Special Report: Hell Freezes Over

For years now, Steve Jobs has forbidden Apple to unleash a two button mouse. He scorned PC users who insisted on use the productive, yet unsightly, second button. However, to Jobs's credit, he is having his cake, eating it too AND having the last laugh! This new one button/two button mouse solves Jobs's issue with the ugliness of the second button, and has all the functionality of a two button (plus some really cool extras, like a scroll button and built in Expose tool!) -pause- I am taking this time to be enamored. Wow.

Granted it is 20 YEARS LATE, but Apple certainly delivered in style.

3 comments:

Anonymous said...

*swoon* but is it bluetooth? I say this while sitting in an applestore, trying to get my current computer fixed. Apparently, taking your ocmputer with you everywhere you go, including the arctic circle, in a truck, is not the best thing for it.

ginsbu said...

I don't know about 20 years late: Some of the reasons the Mac is more usable are due to single button mice being the standard. While contextual menus can be handy, they also are a dangerous temptation for programmers to design unintuitive and opaque interfaces. Just look at where contextual menus have got Windows.
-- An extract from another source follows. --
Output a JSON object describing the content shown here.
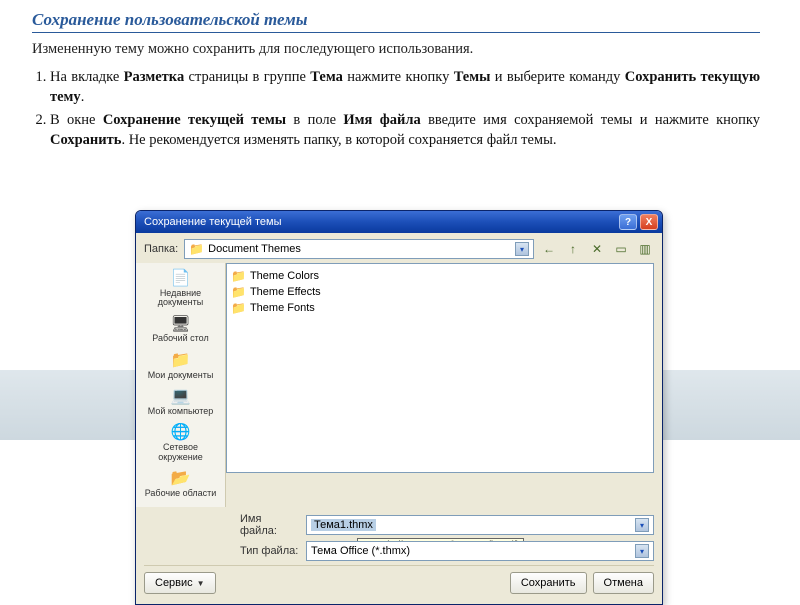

I hope this indicates that Apple is merely moving from a hostile to a neutral stance on multi-button mice. I do not think it would be good for every Mac to ship with one; that would remove the pressure on programmers to find better solutions than contextual menus to their interface problems.

Zev said...

Ginsbu, I don't think contextual menus are nearly as pernicious as you make them out to be. They cannot be too long, as then they would become ineffective. In word, cut, copy, paste and select all are in the menu--not the most abstruse of features. Besides, any program that would have these wild and wacky menus would generally be more sophisticated anyhow, like a Ray Designer or Motion. If you are a big boy and can play with Motion, then you should be able to handle a silly contextual menu.